GNOME Bugzilla – Bug 646327
h264parse: Drop data before receiving the first PPS/SPS
Last modified: 2016-05-28 19:06:09 UTC
Without this property, it means muxers that rely on codec-data being in caps to write initial header will be broken on input from a byte-stream -> avc h264parse.
Created attachment 184774 [details] [review] patch to add property
Wouldn't it be better to keep the now dropped buffers around and push them before everything else when the codec-data is known... as discussed on IRC yesterday this would be best implemented in baseparse.
Why a property? It sounds like this should be default behaviour, and it should do the right thing based on downstream caps (ie. stream-format=xyz etc.)
One could keep those buffers and then send them (even as baseparse functionality), but they are probably only useful if they happen to start with an IDR-frame, in which case there is also a good chance codec-data is also around from the start (depending on alignment). That is not to say some GST_BASE_PARSE_FLOW_DELAY (and corresponding mechanics) are useful. So, assuming a typical case with codec-data and IDR around from the start, downstream (muxer) caps should already arrange proper behaviour (since arranging for alignment=au implies that SPS/PPS are aggregated into the first unit and therefore full codec-data is in caps by the first output buffer). In remaining more exotic cases, one "should know more what one is doing", though it might not hurt to have this enabled by default. However, having it as a property is useful so h264parse can at least still be used for debugging purposes to see what is happening with NAL units (rather than hard-coded discarding some).

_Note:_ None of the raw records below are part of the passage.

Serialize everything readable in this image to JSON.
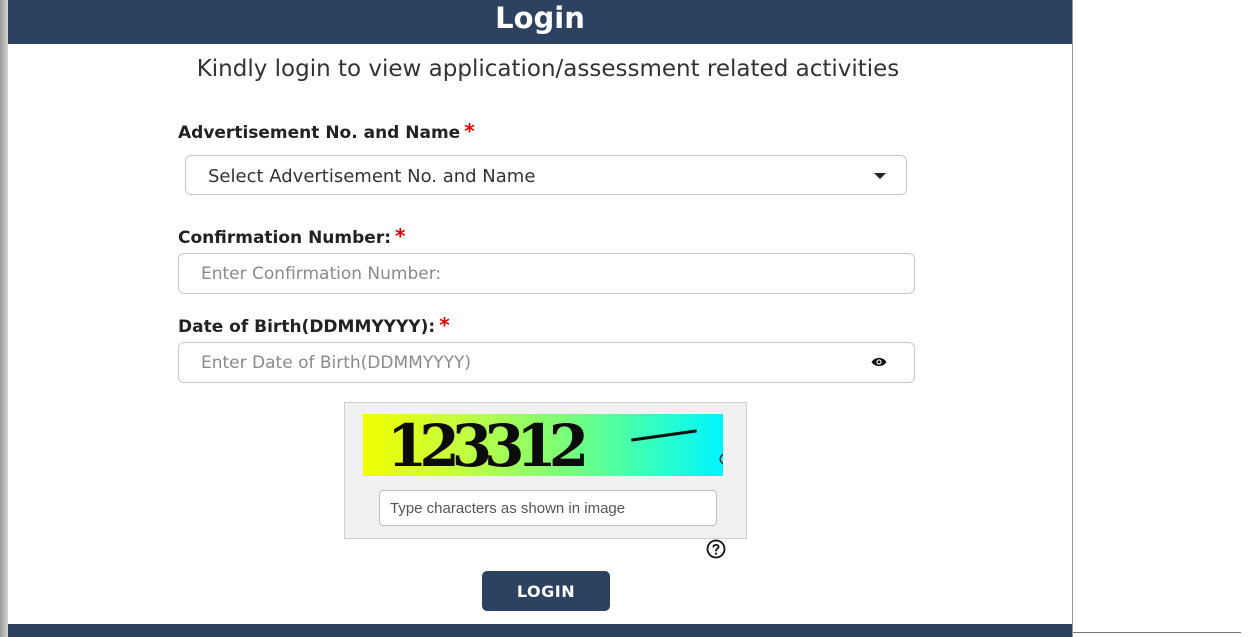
{
  "header": {
    "title": "Login"
  },
  "intro": "Kindly login to view application/assessment related activities",
  "form": {
    "advertisement": {
      "label": "Advertisement No. and Name",
      "required_mark": "*",
      "selected": "Select Advertisement No. and Name"
    },
    "confirmation": {
      "label": "Confirmation Number:",
      "required_mark": "*",
      "placeholder": "Enter Confirmation Number:",
      "value": ""
    },
    "dob": {
      "label": "Date of Birth(DDMMYYYY):",
      "required_mark": "*",
      "placeholder": "Enter Date of Birth(DDMMYYYY)",
      "value": "",
      "toggle_icon": "eye-icon"
    },
    "captcha": {
      "image_text": "123312",
      "placeholder": "Type characters as shown in image",
      "value": "",
      "refresh_icon": "refresh-icon",
      "help_icon": "question-circle-icon"
    },
    "submit_label": "LOGIN"
  },
  "colors": {
    "brand": "#2d4260",
    "required": "#e00000"
  }
}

So I know very little about h264, reason I didn't do it the queuing way is that I wasn't sure they buffers before we get nal units with pps/sps necessarily will have the same sps/pps as the buffers after so it is safer to drop them...But as I said, my h264 knowledge is low/non-existent. Reason for a property is Mark said on irc that the intention was to send out buffers asap so I made a property that would drop buffers until sps/pps was gotten and codec-data could be constructed with a default of not doing any dropping.
Does it make sense to send out buffers asap even if you don't have the codec_data yet? What can be done with them downstream?
One use case I can think of is if you are transmuxing to MPEG-TS, and hit a glitch that causes the parser (or anything, really) to reset. If after the reset, you start sending buffers immediately instead of waiting for a sync point (headers, plus IDR. usually happens simultaneously), then a downstream listener to the MPEG-TS stream may be able to glitch less. A little far-fetched, i suppose. My general rule is to not coddle decoders, since they absolutely *must* handle garbage in the stream. Better to test and fix rather than work around. IMO, by default, drop all buffers before you get headers and IDR. If you have an application that can do something useful with pre-header buffers, maybe then add a property.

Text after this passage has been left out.